Contemplar a los santos y santas, que el libro del Apocalipsis describe como esa multitud que ha lavado y blanqueado sus vestiduras en la sangre del Cordero, quizá nos lleva en primer lugar a algo muy sencillo: desear estar un día con ellos. Y para llegar a donde ellos han llegado lo primero es procurar vivir como ellos vivieron. «¿Cómo podemos llegar a ser santos, amigos de Dios?», pregunta el Papa Benedicto XVI. «Es necesario, ante todo, escuchar a Jesús y seguirlo sin desalentarse ante las dificultades», responde. Y eso que parece tan sencillo en ocasiones es muy exigente pues implica un grado de confianza en Dios, una visión de fe que muchas veces desafía nuestros esquemas. La fe, pues, es esa atmósfera fundamental que nos da Jesús para que podamos recibir el oxígeno que necesitamos para vivir espiritualmente, para comprender su Palabra, para confiar en Él y seguirlo por el camino que nos invita a recorrer.
Esta celebración es también ocasión para renovar nuestra esperanza. Mirar la multitud de santos y santas, que como estrellas iluminan el firmamento con la luz de Cristo, nos lleva a preguntarnos: ¿Dónde está puesta nuestra esperanza? El autor de la Carta a los hebreos nos dice en este sentido algo muy edificante. Hablando de cómo Dios no miente y es siempre fiel a sus promesas, invita a los cristianos a correr hasta alcanzar la esperanza. En ella (en la esperanza), «tenemos segura y firme ancla de nuestra alma». El símbolo del ancla —en referencia a la esperanza— acompañó a los cristianos desde el inicio para recordar justamente que el cristiano tiene el corazón anclado en Aquel que nunca defrauda. «La esperanza es un poco como la levadura, que ensancha el alma; hay momentos difíciles en la vida, pero con la esperanza el alma sigue adelante y mira a lo que nos espera. Hoy es un día de esperanza» (Papa Francisco).

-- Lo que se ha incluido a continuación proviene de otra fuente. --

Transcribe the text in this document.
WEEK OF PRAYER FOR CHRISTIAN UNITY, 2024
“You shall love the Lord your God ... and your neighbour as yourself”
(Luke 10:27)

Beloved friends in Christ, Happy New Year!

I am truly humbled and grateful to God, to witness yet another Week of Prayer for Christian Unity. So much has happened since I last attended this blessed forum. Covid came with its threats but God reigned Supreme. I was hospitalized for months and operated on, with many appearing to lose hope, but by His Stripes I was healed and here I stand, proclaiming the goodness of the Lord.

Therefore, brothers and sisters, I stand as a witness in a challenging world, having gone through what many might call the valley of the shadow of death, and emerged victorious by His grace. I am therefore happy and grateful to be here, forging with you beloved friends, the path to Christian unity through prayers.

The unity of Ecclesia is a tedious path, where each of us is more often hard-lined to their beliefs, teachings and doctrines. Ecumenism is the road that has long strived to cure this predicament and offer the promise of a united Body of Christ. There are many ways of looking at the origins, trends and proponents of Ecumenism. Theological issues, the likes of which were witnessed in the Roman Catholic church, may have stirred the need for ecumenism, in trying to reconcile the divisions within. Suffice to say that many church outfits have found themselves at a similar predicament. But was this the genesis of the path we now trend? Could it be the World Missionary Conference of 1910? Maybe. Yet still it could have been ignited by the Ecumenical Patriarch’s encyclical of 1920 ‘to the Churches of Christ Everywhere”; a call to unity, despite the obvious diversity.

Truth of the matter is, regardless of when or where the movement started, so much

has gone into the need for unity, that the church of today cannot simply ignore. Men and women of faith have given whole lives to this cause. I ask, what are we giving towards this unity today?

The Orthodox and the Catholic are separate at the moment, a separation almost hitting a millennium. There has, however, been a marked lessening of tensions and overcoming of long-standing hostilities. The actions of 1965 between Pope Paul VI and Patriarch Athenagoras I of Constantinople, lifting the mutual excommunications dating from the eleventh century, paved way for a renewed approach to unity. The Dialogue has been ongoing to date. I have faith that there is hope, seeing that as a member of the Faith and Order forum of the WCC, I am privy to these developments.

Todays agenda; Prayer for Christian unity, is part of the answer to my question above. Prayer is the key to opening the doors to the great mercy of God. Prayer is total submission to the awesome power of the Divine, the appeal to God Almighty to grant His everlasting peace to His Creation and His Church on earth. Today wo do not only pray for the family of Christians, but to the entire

La inmensa mayoría de los santos y santas que hoy celebramos nos son desconocidos. Sus rostros y nombres no son famosos, ni dan nombre a plazas o calles. Son hombres y mujeres que vivieron de modo sencillo, siguiendo a Jesús en su vida diaria, procurando ser cada día un poco mejores que el día anterior, esforzándose por llevar adelante sus obligaciones, cada vez más afincados en la esperanza cristiana y sobre todo buscando que todo tenga en sus vidas como motivo y fin la caridad. Y quizá allí está la clave de todo: en la caridad. San Pablo nos enseña claramente que si no tenemos caridad no somos nada (ver 1Cor 13,1-3). Y nos canta luego un hermoso himno a la caridad que nos señala un camino muy concreto por el cual podemos avanzar al Cielo: «La caridad es paciente, es benigna; no es envidiosa, ni jactanciosa, no se hincha; no es descortés, no es interesada, no se irrita, no piensa mal; no se alegra de la injusticia, se complace en la verdad, todo lo excusa, todo lo cree, todo lo espera, todo lo soporta» (1Cor 13,4-7).
La bienaventuranza y la dicha que Jesús nos promete en el Evangelio sólo pueden germinar en esa atmósfera que nos da la fe, que la esperanza ensancha y que la caridad vivifica. «Por tanto, hermanos, despertemos nuestro espíritu, enardezcamos nuestra fe, inflamemos nuestro deseo de las cosas celestiales; amar así es ponernos ya en camino. Que ninguna adversidad nos prive del gozo de esta fiesta interior, porque al que tiene la firme decisión de llegar a término ningún obstáculo del camino puede frenarlo en su propósito» (San Gregorio Magno).